Profiling & Benchmarking

How-to: Profiling Memory Usage in Pipelie Mode

The Python ecosystem offers a variety of tools for profiling memory usage. For the logprep project, additional requirements include support for multiprocessing, multithreading, and compiled extension modules. Memray is a modern, open-source memory profiling tool that meets these requirements. It is easy to use, performant, and supports all the necessary features.

This guide describes how to profile logprep running in pipeline mode between Kafka and OpenSearch. While Kafka, OpenSearch, and other components are deployed using Docker containers with ports exposed on the host, logprep runs directly on the host using memray run as the entry point.

The following diagram illustrates the high-level setup:

memory-profiling-setup.drawio.html

—

Install Dependencies

Ensure all required dependencies are installed on the host:

Memray: Install using pip install memray in the virtual environment where logprep runs.
Logprep: Install using pip install . && pip install ".[dev]" in the same virtual environment.
Docker / Podman: Refer to the respective docs for detailed instructions.

Prepare the Execution Environment

Start the Docker containers and wait for them to be fully operational:

docker compose -f examples/compose/docker-compose.yml up -d

Prepare a Test Scenario

Set up a logprep configuration and test inputs to trigger the desired functionality. Simplify the setup to minimize noise in the system.

Logprep Configuration

Use examples/exampledata/config/pipeline.yml as a starting point for profiling Kafka input, basic processing, and OpenSearch output.
Set process_count to 1 and reduce backlog sizes to further simplify the setup.

Log Data

Use examples/exampledata/input_logdata/logclass/test_input.jsonl as a starting point for generating log events.
Make adequate modifications to focus on the desired functionality.

Configure Memray

Select the appropriate Memray configuration options based on the code being profiled (main process, subprocesses, or native code). For this guide, we use the following options to track potential memory issues in the pipeline process, including native code:

--follow-fork
--trace-python-allocators
--native

Additional CLI Options

--follow-fork: To follow forked subprocesses. https://bloomberg.github.io/memray/run.html#tracking-across-forks
--trace-python-allocators: To track individual object allocations (more data, slower, helpful for tracking memory leaks). https://bloomberg.github.io/memray/run.html#python-allocator-tracking
--native: To track allocations in extension modules as well (more data, slower). https://bloomberg.github.io/memray/run.html#native-tracking
--aggregate: To only store aggregated data, speeding up analysis (but only after program termination). https://bloomberg.github.io/memray/run.html#aggregated-capture-files
--live: To display a live allocation screen. https://bloomberg.github.io/memray/run.html#live-tracking

Run the Experiment

The experiment requires multiple terminals to manage parallel processes.
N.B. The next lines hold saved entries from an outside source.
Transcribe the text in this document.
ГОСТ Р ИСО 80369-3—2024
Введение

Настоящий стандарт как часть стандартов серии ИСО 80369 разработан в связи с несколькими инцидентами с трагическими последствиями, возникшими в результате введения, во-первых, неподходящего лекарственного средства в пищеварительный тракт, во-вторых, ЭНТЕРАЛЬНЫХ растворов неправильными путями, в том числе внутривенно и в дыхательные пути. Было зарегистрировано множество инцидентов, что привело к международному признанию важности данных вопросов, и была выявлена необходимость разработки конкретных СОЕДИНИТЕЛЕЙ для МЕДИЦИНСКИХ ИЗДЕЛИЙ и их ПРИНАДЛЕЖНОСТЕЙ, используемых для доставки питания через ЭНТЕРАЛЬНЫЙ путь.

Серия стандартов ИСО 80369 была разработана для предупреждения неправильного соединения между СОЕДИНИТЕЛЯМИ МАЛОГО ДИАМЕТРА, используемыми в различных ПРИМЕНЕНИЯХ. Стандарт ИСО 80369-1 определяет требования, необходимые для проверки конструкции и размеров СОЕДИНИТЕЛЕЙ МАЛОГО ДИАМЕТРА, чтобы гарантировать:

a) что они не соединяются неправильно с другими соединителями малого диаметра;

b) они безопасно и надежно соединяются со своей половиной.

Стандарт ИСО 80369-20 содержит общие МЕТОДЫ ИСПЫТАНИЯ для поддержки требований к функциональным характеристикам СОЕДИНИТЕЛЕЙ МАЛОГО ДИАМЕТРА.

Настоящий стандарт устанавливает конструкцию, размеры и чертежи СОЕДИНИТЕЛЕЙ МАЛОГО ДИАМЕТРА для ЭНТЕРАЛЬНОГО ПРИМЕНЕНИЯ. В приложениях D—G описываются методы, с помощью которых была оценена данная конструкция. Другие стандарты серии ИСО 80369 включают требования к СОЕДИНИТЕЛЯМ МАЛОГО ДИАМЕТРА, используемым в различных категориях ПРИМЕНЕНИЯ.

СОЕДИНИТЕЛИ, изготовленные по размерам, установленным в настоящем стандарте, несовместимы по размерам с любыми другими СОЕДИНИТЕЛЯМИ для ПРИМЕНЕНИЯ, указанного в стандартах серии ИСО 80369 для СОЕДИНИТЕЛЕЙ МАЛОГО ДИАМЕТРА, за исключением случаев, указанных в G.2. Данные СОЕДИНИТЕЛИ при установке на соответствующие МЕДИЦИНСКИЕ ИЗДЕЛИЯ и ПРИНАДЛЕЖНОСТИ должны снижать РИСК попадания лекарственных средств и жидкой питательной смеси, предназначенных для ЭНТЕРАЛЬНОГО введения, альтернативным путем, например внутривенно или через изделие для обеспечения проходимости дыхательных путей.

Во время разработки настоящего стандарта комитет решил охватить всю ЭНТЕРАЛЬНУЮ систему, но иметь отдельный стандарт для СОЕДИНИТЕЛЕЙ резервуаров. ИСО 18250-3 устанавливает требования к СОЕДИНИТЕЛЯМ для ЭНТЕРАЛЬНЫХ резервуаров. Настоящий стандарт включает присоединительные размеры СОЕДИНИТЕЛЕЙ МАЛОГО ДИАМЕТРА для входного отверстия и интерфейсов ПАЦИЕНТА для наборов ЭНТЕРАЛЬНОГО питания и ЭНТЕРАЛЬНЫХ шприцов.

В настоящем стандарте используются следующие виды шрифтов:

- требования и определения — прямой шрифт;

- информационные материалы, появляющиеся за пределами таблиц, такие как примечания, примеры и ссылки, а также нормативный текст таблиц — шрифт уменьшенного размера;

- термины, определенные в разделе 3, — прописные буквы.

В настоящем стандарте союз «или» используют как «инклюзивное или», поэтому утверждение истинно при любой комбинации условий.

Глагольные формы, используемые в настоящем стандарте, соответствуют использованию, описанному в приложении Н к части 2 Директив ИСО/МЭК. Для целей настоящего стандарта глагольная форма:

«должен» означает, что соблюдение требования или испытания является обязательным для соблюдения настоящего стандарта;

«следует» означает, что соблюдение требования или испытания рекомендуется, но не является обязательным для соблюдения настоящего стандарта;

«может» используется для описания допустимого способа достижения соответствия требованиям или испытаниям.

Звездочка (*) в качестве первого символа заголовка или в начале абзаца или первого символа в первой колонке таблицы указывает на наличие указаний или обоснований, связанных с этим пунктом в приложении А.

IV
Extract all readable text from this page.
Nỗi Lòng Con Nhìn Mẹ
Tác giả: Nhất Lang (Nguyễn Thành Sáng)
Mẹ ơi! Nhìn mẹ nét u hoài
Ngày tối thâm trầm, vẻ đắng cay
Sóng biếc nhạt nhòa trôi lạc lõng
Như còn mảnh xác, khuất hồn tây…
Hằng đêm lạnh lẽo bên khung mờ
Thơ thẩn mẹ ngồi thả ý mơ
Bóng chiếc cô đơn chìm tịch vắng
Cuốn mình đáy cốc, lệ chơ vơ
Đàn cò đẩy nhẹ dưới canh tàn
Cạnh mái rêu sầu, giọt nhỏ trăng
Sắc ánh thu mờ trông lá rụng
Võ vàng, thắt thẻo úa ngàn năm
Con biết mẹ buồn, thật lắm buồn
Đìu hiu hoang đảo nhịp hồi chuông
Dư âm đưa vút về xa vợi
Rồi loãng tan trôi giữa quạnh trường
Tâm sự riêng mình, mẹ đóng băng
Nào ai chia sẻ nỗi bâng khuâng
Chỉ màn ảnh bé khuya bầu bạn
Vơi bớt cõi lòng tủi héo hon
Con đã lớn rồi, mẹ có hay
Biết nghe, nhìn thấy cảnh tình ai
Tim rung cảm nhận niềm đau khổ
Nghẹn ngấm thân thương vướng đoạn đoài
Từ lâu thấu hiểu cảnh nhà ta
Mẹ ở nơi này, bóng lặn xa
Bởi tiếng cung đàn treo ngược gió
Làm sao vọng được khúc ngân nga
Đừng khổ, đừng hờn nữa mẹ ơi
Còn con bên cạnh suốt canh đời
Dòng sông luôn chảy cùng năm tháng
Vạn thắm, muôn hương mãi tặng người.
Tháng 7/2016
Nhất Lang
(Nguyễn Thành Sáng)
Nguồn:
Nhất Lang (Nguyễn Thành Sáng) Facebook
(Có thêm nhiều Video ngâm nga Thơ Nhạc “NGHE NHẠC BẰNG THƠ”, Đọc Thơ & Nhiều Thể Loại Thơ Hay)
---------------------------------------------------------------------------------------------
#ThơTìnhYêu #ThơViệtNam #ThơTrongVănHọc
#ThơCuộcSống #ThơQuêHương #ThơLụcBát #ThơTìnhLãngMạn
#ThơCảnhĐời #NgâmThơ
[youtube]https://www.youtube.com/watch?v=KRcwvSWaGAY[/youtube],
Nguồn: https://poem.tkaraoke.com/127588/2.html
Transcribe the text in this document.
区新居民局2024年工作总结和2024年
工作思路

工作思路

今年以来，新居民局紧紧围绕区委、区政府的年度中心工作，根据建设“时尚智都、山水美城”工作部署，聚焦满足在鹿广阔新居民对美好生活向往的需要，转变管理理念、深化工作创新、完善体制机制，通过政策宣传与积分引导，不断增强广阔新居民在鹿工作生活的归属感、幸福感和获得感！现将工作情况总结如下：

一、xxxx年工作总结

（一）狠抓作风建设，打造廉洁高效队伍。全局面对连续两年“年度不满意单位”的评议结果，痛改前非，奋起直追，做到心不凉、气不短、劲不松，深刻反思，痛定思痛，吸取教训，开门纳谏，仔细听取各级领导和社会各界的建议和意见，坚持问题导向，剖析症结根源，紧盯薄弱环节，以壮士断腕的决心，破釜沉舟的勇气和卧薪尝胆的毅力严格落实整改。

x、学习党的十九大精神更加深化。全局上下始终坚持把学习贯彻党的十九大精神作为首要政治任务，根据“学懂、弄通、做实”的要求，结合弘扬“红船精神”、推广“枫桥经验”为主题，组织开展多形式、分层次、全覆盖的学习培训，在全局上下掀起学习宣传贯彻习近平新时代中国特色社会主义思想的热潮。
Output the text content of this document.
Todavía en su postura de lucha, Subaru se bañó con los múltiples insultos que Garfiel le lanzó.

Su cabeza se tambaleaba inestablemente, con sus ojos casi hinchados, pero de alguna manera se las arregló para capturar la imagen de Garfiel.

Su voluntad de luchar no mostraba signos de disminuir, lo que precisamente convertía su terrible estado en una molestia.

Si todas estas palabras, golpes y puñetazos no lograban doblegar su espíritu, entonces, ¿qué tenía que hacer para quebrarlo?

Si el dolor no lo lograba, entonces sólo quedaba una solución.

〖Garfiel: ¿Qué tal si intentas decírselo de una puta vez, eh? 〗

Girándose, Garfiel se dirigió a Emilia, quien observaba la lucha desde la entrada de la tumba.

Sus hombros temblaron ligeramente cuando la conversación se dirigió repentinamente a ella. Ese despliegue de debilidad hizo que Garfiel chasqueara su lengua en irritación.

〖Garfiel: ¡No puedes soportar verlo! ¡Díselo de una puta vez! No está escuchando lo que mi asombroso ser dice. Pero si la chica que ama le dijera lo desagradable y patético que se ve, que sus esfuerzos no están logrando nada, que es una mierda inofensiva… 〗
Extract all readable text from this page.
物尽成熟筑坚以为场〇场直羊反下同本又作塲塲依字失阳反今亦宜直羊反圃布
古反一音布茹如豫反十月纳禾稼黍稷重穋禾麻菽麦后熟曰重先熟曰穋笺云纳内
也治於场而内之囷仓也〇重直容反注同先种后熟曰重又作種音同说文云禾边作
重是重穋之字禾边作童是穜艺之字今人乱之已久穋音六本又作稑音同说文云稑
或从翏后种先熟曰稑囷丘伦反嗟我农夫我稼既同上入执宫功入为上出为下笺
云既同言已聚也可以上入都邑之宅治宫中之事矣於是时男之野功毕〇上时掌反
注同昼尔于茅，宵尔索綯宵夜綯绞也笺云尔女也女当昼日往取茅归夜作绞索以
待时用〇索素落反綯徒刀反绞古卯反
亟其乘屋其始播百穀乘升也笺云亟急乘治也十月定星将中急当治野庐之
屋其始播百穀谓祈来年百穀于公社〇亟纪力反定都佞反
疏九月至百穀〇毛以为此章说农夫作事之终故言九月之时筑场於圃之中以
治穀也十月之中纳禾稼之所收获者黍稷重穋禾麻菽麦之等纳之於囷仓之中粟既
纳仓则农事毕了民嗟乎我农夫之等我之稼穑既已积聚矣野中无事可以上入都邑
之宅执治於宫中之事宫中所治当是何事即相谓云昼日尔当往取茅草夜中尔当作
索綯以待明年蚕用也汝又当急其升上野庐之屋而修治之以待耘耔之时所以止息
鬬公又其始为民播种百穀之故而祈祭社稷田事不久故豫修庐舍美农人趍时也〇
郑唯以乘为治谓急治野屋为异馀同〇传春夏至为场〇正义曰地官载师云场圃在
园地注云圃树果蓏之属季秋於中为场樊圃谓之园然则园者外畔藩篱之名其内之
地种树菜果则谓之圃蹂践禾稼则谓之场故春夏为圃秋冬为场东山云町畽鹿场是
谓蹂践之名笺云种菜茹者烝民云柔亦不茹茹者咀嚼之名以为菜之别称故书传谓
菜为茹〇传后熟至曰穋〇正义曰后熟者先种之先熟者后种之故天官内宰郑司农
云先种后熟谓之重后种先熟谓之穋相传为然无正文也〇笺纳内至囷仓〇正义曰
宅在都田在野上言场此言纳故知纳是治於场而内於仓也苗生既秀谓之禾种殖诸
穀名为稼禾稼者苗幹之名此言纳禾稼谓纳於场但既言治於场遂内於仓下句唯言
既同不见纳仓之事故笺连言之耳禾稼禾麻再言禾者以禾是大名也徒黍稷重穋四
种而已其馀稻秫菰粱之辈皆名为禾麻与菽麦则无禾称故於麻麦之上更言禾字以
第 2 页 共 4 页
Terminal 1: Run the Profiler

# Prepare a simple configuration to profile relevant code sections.
PIPELINE_CONFIG=examples/exampledata/config/pipeline.yml

# Run the profiler
memray run --follow-fork --trace-python-allocators --native logprep/run_logprep.py run $PIPELINE_CONFIG

# Identify the runner PID ($RUNNER) and, if applicable, the PID of the subprocess ($SUBPROCESS) from the logs.
# Alternatively, pipe the output to a file and search for "Pipeline" to find the subprocess PID.

Terminal 2: Generate Continuous Reports

# For the main process
DUMP_FILE=logprep/memray-run_logprep.py.$RUNNER.bin

# For a subprocess
DUMP_FILE=logprep/memray-run_logprep.py.$RUNNER.bin.$SUBPROCESS

while true; do
   TIMESTAMP=$(date +%s)
   REPORT_FILE="${DUMP_FILE}-${TIMESTAMP}.html"
   memray flamegraph $DUMP_FILE --leaks -o $REPORT_FILE --force && open $REPORT_FILE
   # ^ generated reports are opened automatically in the browser
done

Terminal 3: Continuously Produce Test Input

# Prepare log messages to trigger the desired functionality.
KAFKA_TEST_INPUT=examples/exampledata/input_logdata/logclass/test_input.jsonl

while true; do
   docker exec -i kafka kafka-console-producer.sh --bootstrap-server 127.0.0.1:9092 --topic consumer < $KAFKA_TEST_INPUT
done

Note

Memray supports multiple report formats. For more details, see the Memray Flamegraph Documentation.